Das Werk wurde von Samsung übernommen. Winfried Müller schaffte es gerade noch, all die Gerätschaften und das Archiv sicher in Kisten zu verstauen. Dann ging auch er in Rente. 15 Jahre später, Samsung hatte verkauft, sollte das ganze Gerümpel endgültig verschrottet werden. Doch Glück, Zufall und Winfried Müllers Begeisterung kamen zusammen. Er und viele Mitstreiter überführten die Dinge in die Hallen des ehemaligen Transformatorenwerkes. Jeden Tag ordneten sie, sortierten, bauten auf, bis der „Industriesalon Schöneweide“ fertig war.

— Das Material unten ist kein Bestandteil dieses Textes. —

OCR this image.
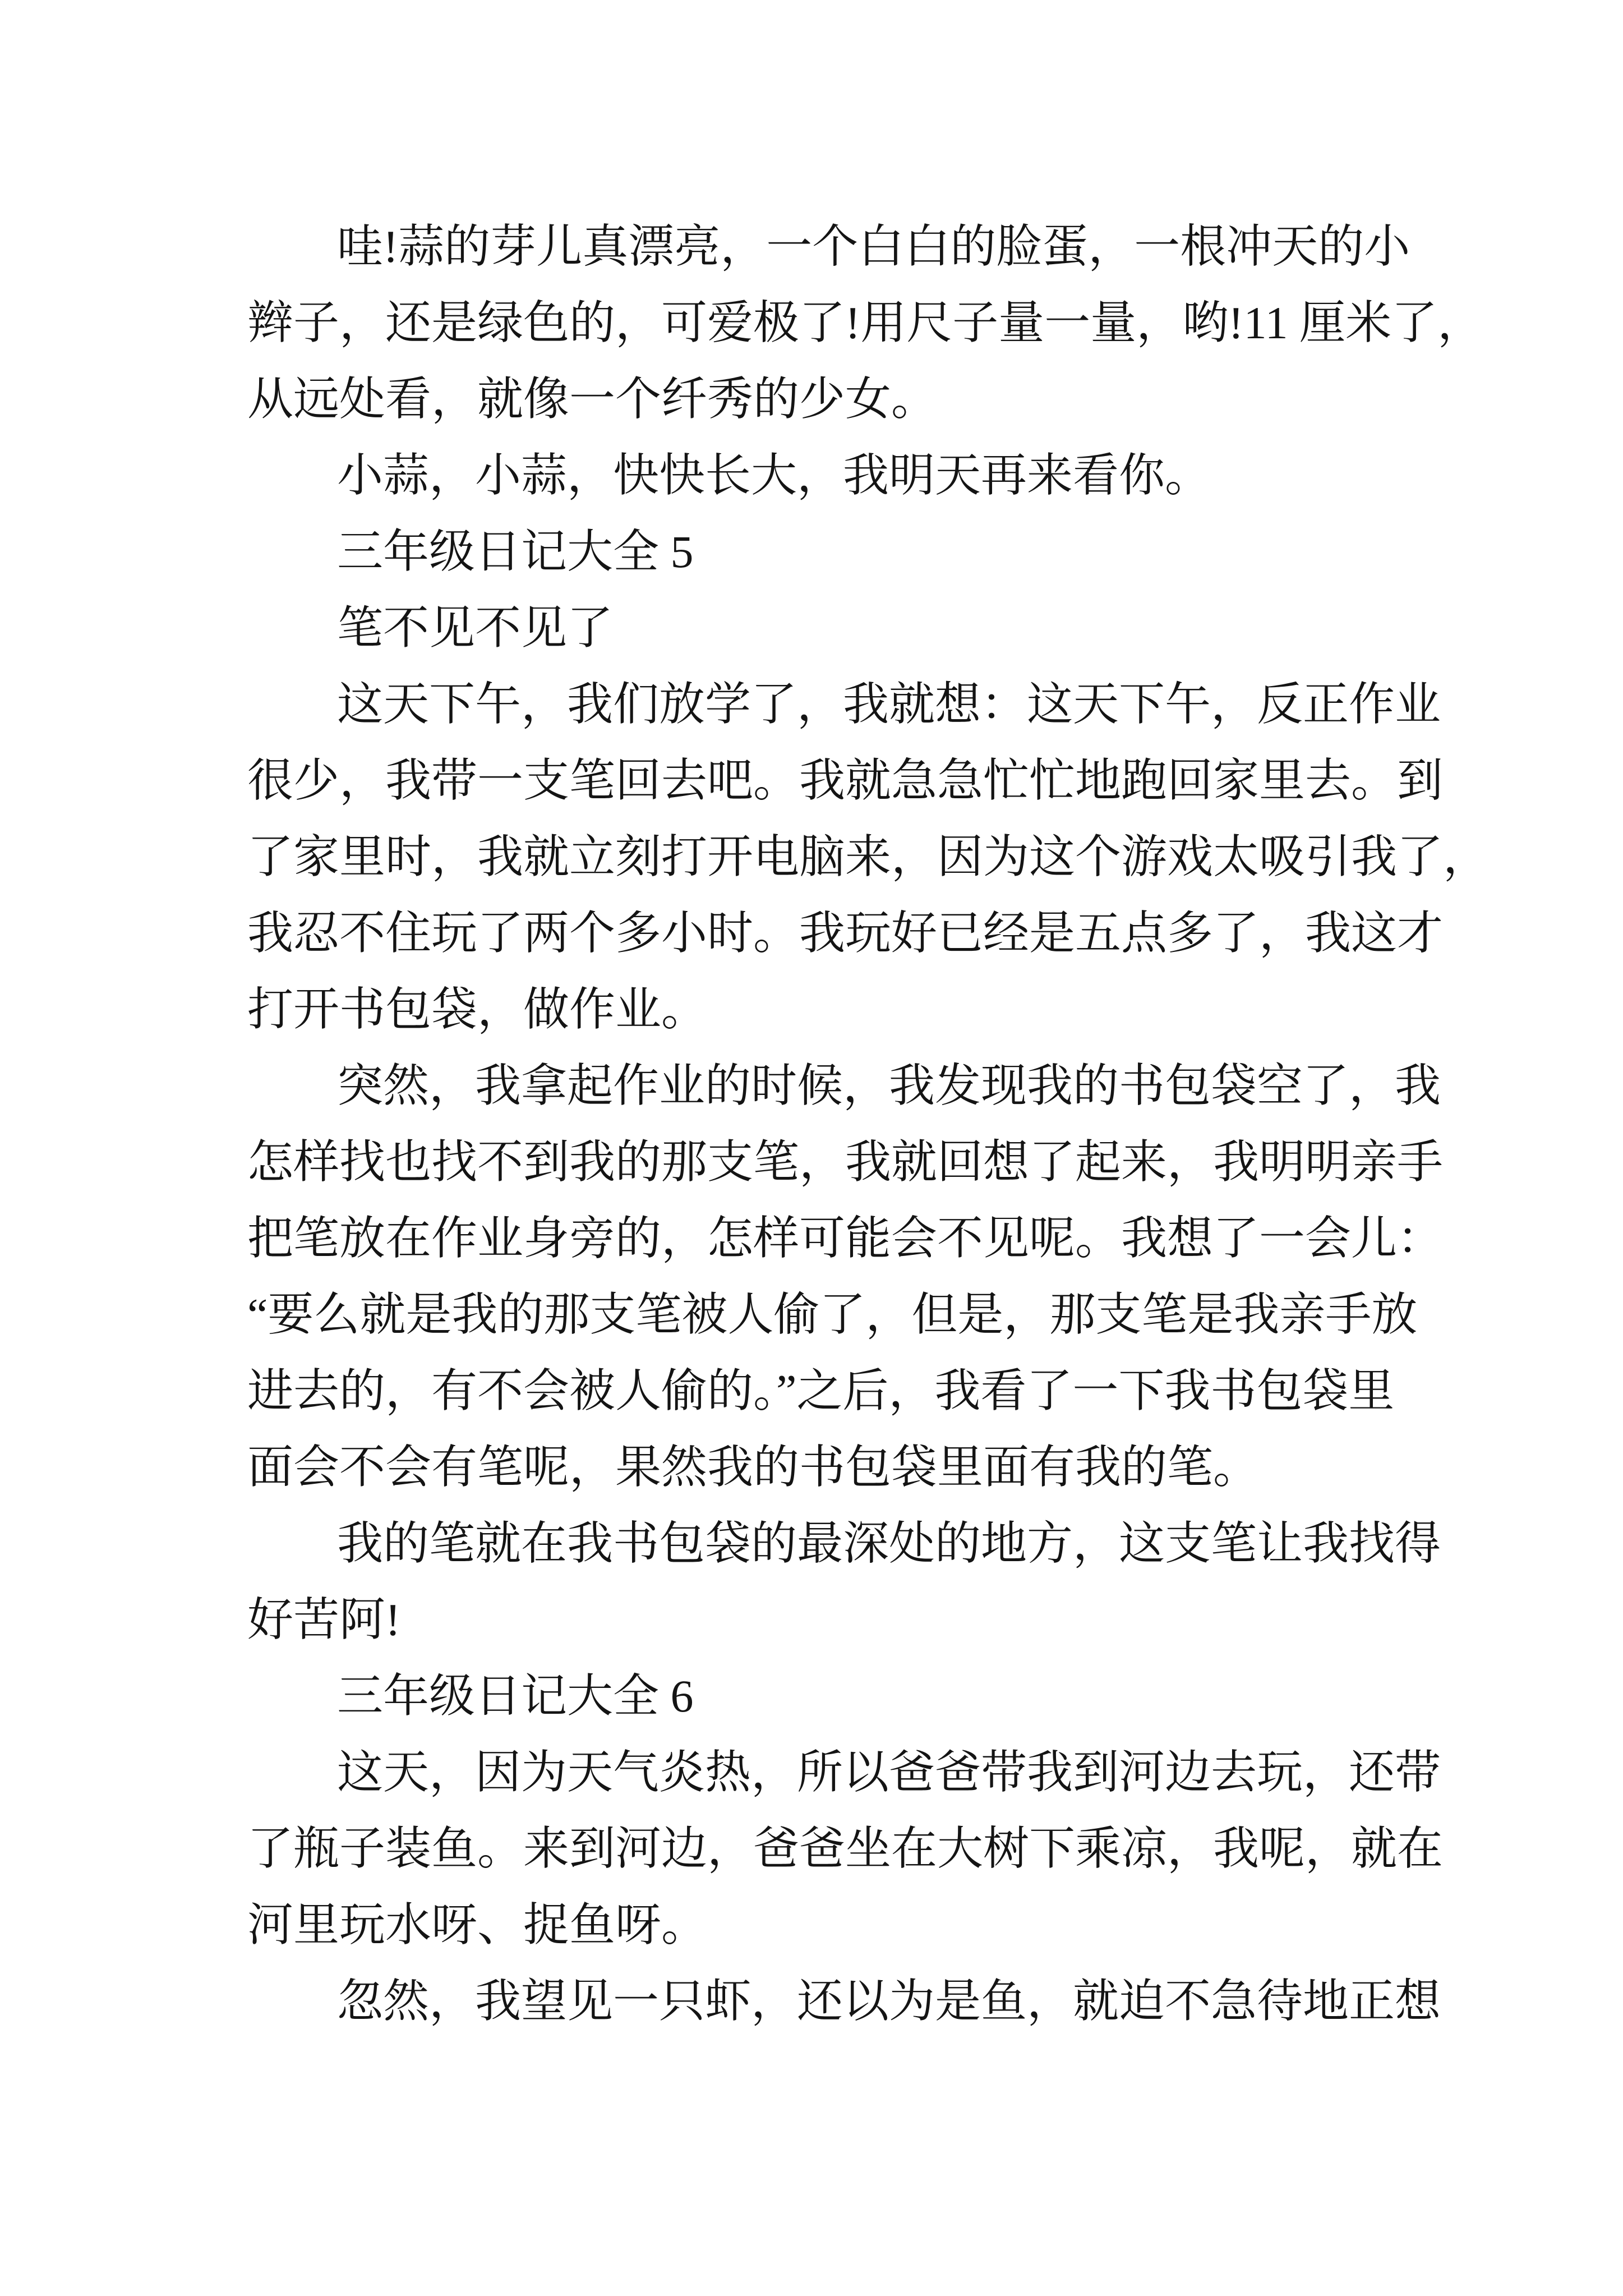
哇!蒜的芽儿真漂亮，一个白白的脸蛋，一根冲天的小
辫子，还是绿色的，可爱极了!用尺子量一量，哟!11 厘米了，
从远处看，就像一个纤秀的少女。
小蒜，小蒜，快快长大，我明天再来看你。
三年级日记大全 5
笔不见不见了
这天下午，我们放学了，我就想：这天下午，反正作业
很少，我带一支笔回去吧。我就急急忙忙地跑回家里去。到
了家里时，我就立刻打开电脑来，因为这个游戏太吸引我了，
我忍不住玩了两个多小时。我玩好已经是五点多了，我这才
打开书包袋，做作业。
突然，我拿起作业的时候，我发现我的书包袋空了，我
怎样找也找不到我的那支笔，我就回想了起来，我明明亲手
把笔放在作业身旁的，怎样可能会不见呢。我想了一会儿：
“要么就是我的那支笔被人偷了，但是，那支笔是我亲手放
进去的，有不会被人偷的。”之后，我看了一下我书包袋里
面会不会有笔呢，果然我的书包袋里面有我的笔。
我的笔就在我书包袋的最深处的地方，这支笔让我找得
好苦阿!
三年级日记大全 6
这天，因为天气炎热，所以爸爸带我到河边去玩，还带
了瓶子装鱼。来到河边，爸爸坐在大树下乘凉，我呢，就在
河里玩水呀、捉鱼呀。
忽然，我望见一只虾，还以为是鱼，就迫不急待地正想
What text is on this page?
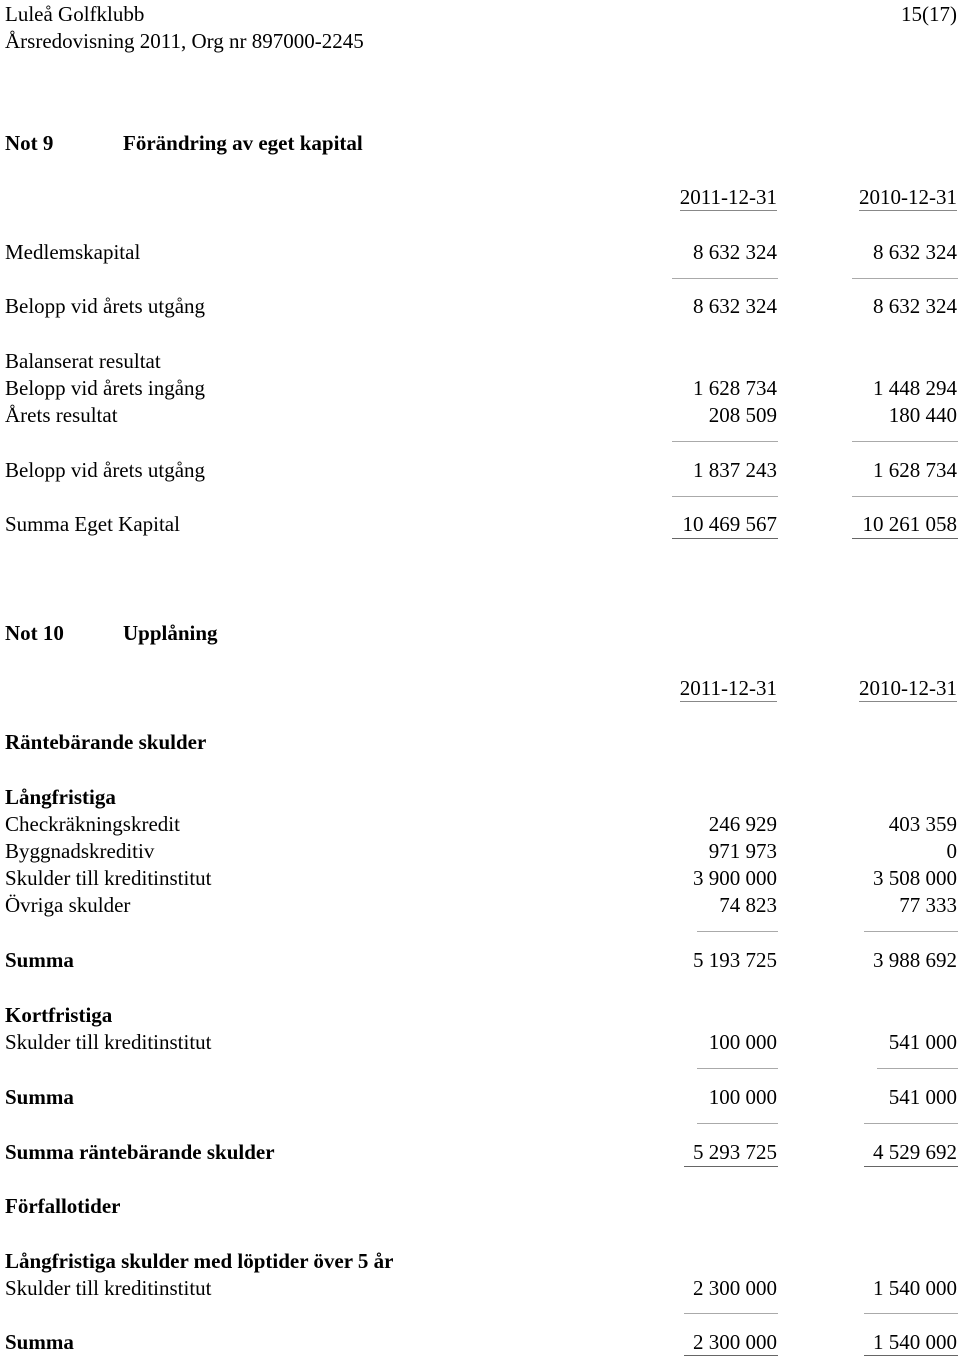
Luleå Golfklubb	15(17)
Årsredovisning 2011, Org nr 897000-2245
Not 9	Förändring av eget kapital
2011-12-31	2010-12-31
Medlemskapital	8 632 324	8 632 324
Belopp vid årets utgång	8 632 324	8 632 324
Balanserat resultat
Belopp vid årets ingång	1 628 734	1 448 294
Årets resultat	208 509	180 440
Belopp vid årets utgång	1 837 243	1 628 734
Summa Eget Kapital	10 469 567	10 261 058
Not 10	Upplåning
2011-12-31	2010-12-31
Räntebärande skulder
Långfristiga
Checkräkningskredit	246 929	403 359
Byggnadskreditiv	971 973	0
Skulder till kreditinstitut	3 900 000	3 508 000
Övriga skulder	74 823	77 333
Summa	5 193 725	3 988 692
Kortfristiga
Skulder till kreditinstitut	100 000	541 000
Summa	100 000	541 000
Summa räntebärande skulder	5 293 725	4 529 692
Förfallotider
Långfristiga skulder med löptider över 5 år
Skulder till kreditinstitut	2 300 000	1 540 000
Summa	2 300 000	1 540 000
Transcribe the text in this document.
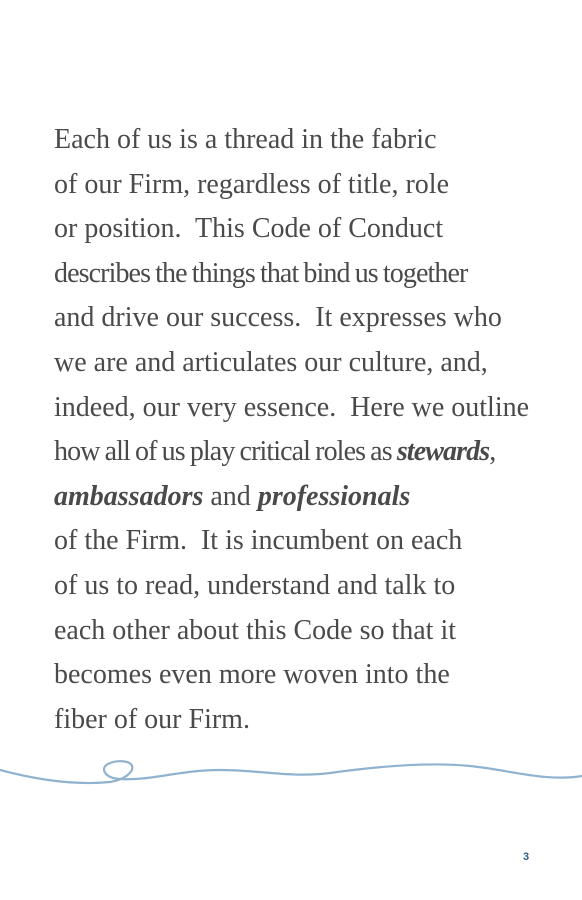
Each of us is a thread in the fabric
of our Firm, regardless of title, role
or position.  This Code of Conduct
describes the things that bind us together
and drive our success.  It expresses who
we are and articulates our culture, and,
indeed, our very essence.  Here we outline
how all of us play critical roles as stewards,
ambassadors and professionals
of the Firm.  It is incumbent on each
of us to read, understand and talk to
each other about this Code so that it
becomes even more woven into the
fiber of our Firm.
3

Winfried Müller gab jetzt Führungen und traf sich jede Woche mit seinen alten Kollegen, um Röhren und Radios zu tauschen, zu reparieren und fachzusimpeln.

Mit seiner Frau fuhr er in die Welt, sie besuchten Oper, Theater, Restaurants. Das Größte aber war es, wenn die ganze Familie zusammenkam, die Kinder, die Enkelkinder, wenn er am Kopf des Tisches saß und alle anschaute und ihnen zuhörte. Konnte das Leben schöner sein?